A Enfermeira & O Prefeito [CAPÍTULO 03]
O Prefeito
A tempestade rasgou o céu do interior. Chegava assim a aguardada quarta-feira, a qual fora prometida pela assistente como encontro entre Morgana e o saudoso prefeito; este personagem fabuloso que a boa moça ainda não vira, mas somente entendera seus status.
Assim, chegando ao gabinete meteu-se saguão adentro, sem remeter aos lados o olhar para os faustosos. E vindo ao balcão, como costumeiro, foi encarada por olhos crus da indiferença.
Num diálogo pífio a atendente pediu para que aguardasse nos acentos, que já sabíamos ser bastante endurecidos e descômodos. Discorrido algum tempo, a secretária indicou para que se dirigisse a uma porta que dava ao interior do gabinete.
- E eu resisti ao teste de Deus, com essa chuva toda e tendo que me abancar em cadeira dura. – Vangloriava-se assim.
Surgindo à frente um corredor bastante cortês, com todos os moldes de madeira vermelha, logo foi-lhe chamada a atenção por uma nova atendente, que lhe parecia tão insolente ou mais do que a anterior, e somente com os olhos claros, num movimento das pupilas indicou para que atravessasse uma porta.

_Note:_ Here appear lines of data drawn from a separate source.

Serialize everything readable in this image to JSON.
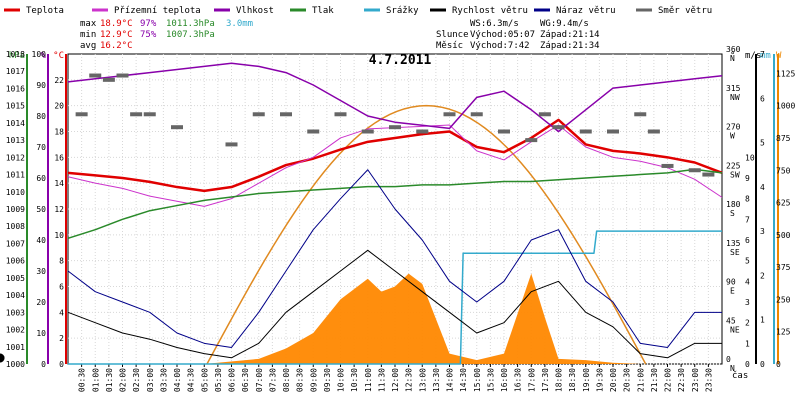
{
  "legend": [
    {
      "label": "Teplota",
      "color": "#e00000"
    },
    {
      "label": "Přízemní teplota",
      "color": "#cc33cc"
    },
    {
      "label": "Vlhkost",
      "color": "#8800aa"
    },
    {
      "label": "Tlak",
      "color": "#2a8a2a"
    },
    {
      "label": "Srážky",
      "color": "#33aacc"
    },
    {
      "label": "Rychlost větru",
      "color": "#000000"
    },
    {
      "label": "Náraz větru",
      "color": "#000088"
    },
    {
      "label": "Směr větru",
      "color": "#666666"
    }
  ],
  "stats": {
    "max": {
      "label": "max",
      "temp": "18.9°C",
      "hum": "97%",
      "press": "1011.3hPa",
      "rain": "3.0mm"
    },
    "min": {
      "label": "min",
      "temp": "12.9°C",
      "hum": "75%",
      "press": "1007.3hPa"
    },
    "avg": {
      "label": "avg",
      "temp": "16.2°C"
    }
  },
  "info": {
    "ws": "WS:6.3m/s",
    "wg": "WG:9.4m/s",
    "sun_label": "Slunce",
    "sunrise": "Východ:05:07",
    "sunset": "Západ:21:14",
    "moon_label": "Měsíc",
    "moonrise": "Východ:7:42",
    "moonset": "Západ:21:34"
  },
  "chart_data": {
    "type": "line",
    "title": "4.7.2011",
    "xlabel": "čas",
    "x_ticks": [
      "00:30",
      "01:00",
      "01:30",
      "02:00",
      "02:30",
      "03:00",
      "03:30",
      "04:00",
      "04:30",
      "05:00",
      "05:30",
      "06:00",
      "06:30",
      "07:00",
      "07:30",
      "08:00",
      "08:30",
      "09:00",
      "09:30",
      "10:00",
      "10:30",
      "11:00",
      "11:30",
      "12:00",
      "12:30",
      "13:00",
      "13:30",
      "14:00",
      "14:30",
      "15:00",
      "15:30",
      "16:00",
      "16:30",
      "17:00",
      "17:30",
      "18:00",
      "18:30",
      "19:00",
      "19:30",
      "20:00",
      "20:30",
      "21:00",
      "21:30",
      "22:00",
      "22:30",
      "23:00",
      "23:30"
    ],
    "axes": {
      "pressure": {
        "unit": "hPa",
        "range": [
          1000,
          1018
        ],
        "ticks": [
          "1000",
          "1001",
          "1002",
          "1003",
          "1004",
          "1005",
          "1006",
          "1007",
          "1008",
          "1009",
          "1010",
          "1011",
          "1012",
          "1013",
          "1014",
          "1015",
          "1016",
          "1017",
          "1018"
        ]
      },
      "humidity": {
        "unit": "%",
        "range": [
          0,
          100
        ],
        "ticks": [
          "0",
          "10",
          "20",
          "30",
          "40",
          "50",
          "60",
          "70",
          "80",
          "90",
          "100"
        ]
      },
      "temperature": {
        "unit": "°C",
        "range": [
          0,
          24
        ],
        "ticks": [
          "0",
          "2",
          "4",
          "6",
          "8",
          "10",
          "12",
          "14",
          "16",
          "18",
          "20",
          "22"
        ]
      },
      "direction": {
        "unit": "°",
        "ticks": [
          "0",
          "45",
          "90",
          "135",
          "180",
          "225",
          "270",
          "315",
          "360"
        ],
        "labels": [
          "N",
          "NE",
          "E",
          "SE",
          "S",
          "SW",
          "W",
          "NW",
          "N"
        ]
      },
      "wind": {
        "unit": "m/s",
        "range": [
          0,
          15
        ],
        "ticks": [
          "0",
          "1",
          "2",
          "3",
          "4",
          "5",
          "6",
          "7",
          "8",
          "9",
          "10"
        ]
      },
      "rain": {
        "unit": "mm",
        "range": [
          0,
          7
        ],
        "ticks": [
          "0",
          "1",
          "2",
          "3",
          "4",
          "5",
          "6",
          "7"
        ]
      },
      "solar": {
        "unit": "W",
        "range": [
          0,
          1200
        ],
        "ticks": [
          "0",
          "125",
          "250",
          "375",
          "500",
          "625",
          "750",
          "875",
          "1000",
          "1125"
        ]
      }
    },
    "series": [
      {
        "name": "Teplota",
        "axis": "temperature",
        "color": "#e00000",
        "x": [
          0,
          1,
          2,
          3,
          4,
          5,
          6,
          7,
          8,
          9,
          10,
          11,
          12,
          13,
          14,
          15,
          16,
          17,
          18,
          19,
          20,
          21,
          22,
          23,
          24
        ],
        "y": [
          14.8,
          14.6,
          14.4,
          14.1,
          13.7,
          13.4,
          13.7,
          14.5,
          15.4,
          15.9,
          16.6,
          17.2,
          17.5,
          17.8,
          18.0,
          16.8,
          16.4,
          17.5,
          18.9,
          17.0,
          16.5,
          16.3,
          16.0,
          15.6,
          14.8
        ]
      },
      {
        "name": "Přízemní teplota",
        "axis": "temperature",
        "color": "#cc33cc",
        "x": [
          0,
          1,
          2,
          3,
          4,
          5,
          6,
          7,
          8,
          9,
          10,
          11,
          12,
          13,
          14,
          15,
          16,
          17,
          18,
          19,
          20,
          21,
          22,
          23,
          24
        ],
        "y": [
          14.5,
          14.0,
          13.6,
          13.0,
          12.6,
          12.2,
          12.8,
          14.0,
          15.2,
          16.0,
          17.5,
          18.2,
          18.3,
          18.4,
          18.5,
          16.5,
          15.8,
          17.2,
          18.5,
          16.8,
          16.0,
          15.7,
          15.2,
          14.3,
          12.9
        ]
      },
      {
        "name": "Vlhkost",
        "axis": "humidity",
        "color": "#8800aa",
        "x": [
          0,
          1,
          2,
          3,
          4,
          5,
          6,
          7,
          8,
          9,
          10,
          11,
          12,
          13,
          14,
          15,
          16,
          17,
          18,
          19,
          20,
          21,
          22,
          23,
          24
        ],
        "y": [
          91,
          92,
          93,
          94,
          95,
          96,
          97,
          96,
          94,
          90,
          85,
          80,
          78,
          77,
          76,
          86,
          88,
          82,
          75,
          82,
          89,
          90,
          91,
          92,
          93
        ]
      },
      {
        "name": "Tlak",
        "axis": "pressure",
        "color": "#2a8a2a",
        "x": [
          0,
          1,
          2,
          3,
          4,
          5,
          6,
          7,
          8,
          9,
          10,
          11,
          12,
          13,
          14,
          15,
          16,
          17,
          18,
          19,
          20,
          21,
          22,
          23,
          24
        ],
        "y": [
          1007.3,
          1007.8,
          1008.4,
          1008.9,
          1009.2,
          1009.5,
          1009.7,
          1009.9,
          1010.0,
          1010.1,
          1010.2,
          1010.3,
          1010.3,
          1010.4,
          1010.4,
          1010.5,
          1010.6,
          1010.6,
          1010.7,
          1010.8,
          1010.9,
          1011.0,
          1011.1,
          1011.3,
          1011.1
        ]
      },
      {
        "name": "Srážky",
        "axis": "rain",
        "color": "#33aacc",
        "x": [
          0,
          14.4,
          14.5,
          15,
          19.3,
          19.4,
          24
        ],
        "y": [
          0,
          0,
          2.5,
          2.5,
          2.5,
          3.0,
          3.0
        ]
      },
      {
        "name": "Rychlost větru",
        "axis": "wind",
        "color": "#000000",
        "x": [
          0,
          1,
          2,
          3,
          4,
          5,
          6,
          7,
          8,
          9,
          10,
          11,
          12,
          13,
          14,
          15,
          16,
          17,
          18,
          19,
          20,
          21,
          22,
          23,
          24
        ],
        "y": [
          2.5,
          2.0,
          1.5,
          1.2,
          0.8,
          0.5,
          0.3,
          1.0,
          2.5,
          3.5,
          4.5,
          5.5,
          4.5,
          3.5,
          2.5,
          1.5,
          2.0,
          3.5,
          4.0,
          2.5,
          1.8,
          0.5,
          0.3,
          1.0,
          1.0
        ]
      },
      {
        "name": "Náraz větru",
        "axis": "wind",
        "color": "#000088",
        "x": [
          0,
          1,
          2,
          3,
          4,
          5,
          6,
          7,
          8,
          9,
          10,
          11,
          12,
          13,
          14,
          15,
          16,
          17,
          18,
          19,
          20,
          21,
          22,
          23,
          24
        ],
        "y": [
          4.5,
          3.5,
          3.0,
          2.5,
          1.5,
          1.0,
          0.8,
          2.5,
          4.5,
          6.5,
          8.0,
          9.4,
          7.5,
          6.0,
          4.0,
          3.0,
          4.0,
          6.0,
          6.5,
          4.0,
          3.0,
          1.0,
          0.8,
          2.5,
          2.5
        ]
      }
    ],
    "direction_points": [
      {
        "x": 0.5,
        "deg": 290
      },
      {
        "x": 1.0,
        "deg": 335
      },
      {
        "x": 1.5,
        "deg": 330
      },
      {
        "x": 2.0,
        "deg": 335
      },
      {
        "x": 2.5,
        "deg": 290
      },
      {
        "x": 3.0,
        "deg": 290
      },
      {
        "x": 4.0,
        "deg": 275
      },
      {
        "x": 6.0,
        "deg": 255
      },
      {
        "x": 7.0,
        "deg": 290
      },
      {
        "x": 8.0,
        "deg": 290
      },
      {
        "x": 9.0,
        "deg": 270
      },
      {
        "x": 10.0,
        "deg": 290
      },
      {
        "x": 11.0,
        "deg": 270
      },
      {
        "x": 12.0,
        "deg": 275
      },
      {
        "x": 13.0,
        "deg": 270
      },
      {
        "x": 14.0,
        "deg": 290
      },
      {
        "x": 15.0,
        "deg": 290
      },
      {
        "x": 16.0,
        "deg": 270
      },
      {
        "x": 17.0,
        "deg": 260
      },
      {
        "x": 17.5,
        "deg": 290
      },
      {
        "x": 18.0,
        "deg": 275
      },
      {
        "x": 19.0,
        "deg": 270
      },
      {
        "x": 20.0,
        "deg": 270
      },
      {
        "x": 21.0,
        "deg": 290
      },
      {
        "x": 21.5,
        "deg": 270
      },
      {
        "x": 22.0,
        "deg": 230
      },
      {
        "x": 23.0,
        "deg": 225
      },
      {
        "x": 23.5,
        "deg": 220
      }
    ],
    "solar_points": [
      {
        "x": 5.0,
        "y": 0
      },
      {
        "x": 7.0,
        "y": 20
      },
      {
        "x": 8.0,
        "y": 60
      },
      {
        "x": 9.0,
        "y": 120
      },
      {
        "x": 10.0,
        "y": 250
      },
      {
        "x": 11.0,
        "y": 330
      },
      {
        "x": 11.5,
        "y": 280
      },
      {
        "x": 12.0,
        "y": 300
      },
      {
        "x": 12.5,
        "y": 350
      },
      {
        "x": 13.0,
        "y": 310
      },
      {
        "x": 14.0,
        "y": 40
      },
      {
        "x": 15.0,
        "y": 15
      },
      {
        "x": 16.0,
        "y": 40
      },
      {
        "x": 17.0,
        "y": 350
      },
      {
        "x": 17.5,
        "y": 180
      },
      {
        "x": 18.0,
        "y": 20
      },
      {
        "x": 19.0,
        "y": 15
      },
      {
        "x": 20.0,
        "y": 5
      },
      {
        "x": 21.0,
        "y": 0
      }
    ],
    "solar_theory": {
      "start": 5.1,
      "end": 21.2,
      "peak": 1000
    },
    "grid": true
  }
}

Nesse instante, como um impacto, Morgana já sentia-se ínfera aos indumentos corteses e elegantes com que ornavam as personalidades formais daquele ambiente; mormente quando comparava suas simples calças de brim e blusas naturalíssimas, que foram pechinchadas em alguma localidade facultativa do centro.
Com educação, bateu e de leve e entrou; dando de frente com um rotundo, calvo e bigodudo, com a amarrotada camisa sob as texturas do xadrez, repimpado na cadeira, com os pés na superfície da mesa e espremendo a ponta do cigarro num cinzeiro de prata.
O homem repolhudo, assim que deu-se conta da presença da mulher, mudava radicalmente suas feições; antes avacalhado ao observar as cinzas se espalharem, agora, com o olhar fito na silhueta de moça, mudou-se no perfil mais solícito e diligente que ela já vira, levantando-se com total prontidão.
- Olá minha filha! Finalmente eu pude lhe atender. – E aproximava-se da moça, lhe beijando ao rosto e pegando-lhe às mãos. – Mas sente-se. A que devo a honra de sua visita? Uai.
- Veja senhor prefeito: não vim aqui com intenções de bafafá, mas tenho muito que vir comunicar que o novo hospital municipal, aquele da Rua Coroados, está num estado deplorável.
- Ah vá! O ‘‘Mão Santa’’? E eu não creio! – Surpreendeu-se o prefeito.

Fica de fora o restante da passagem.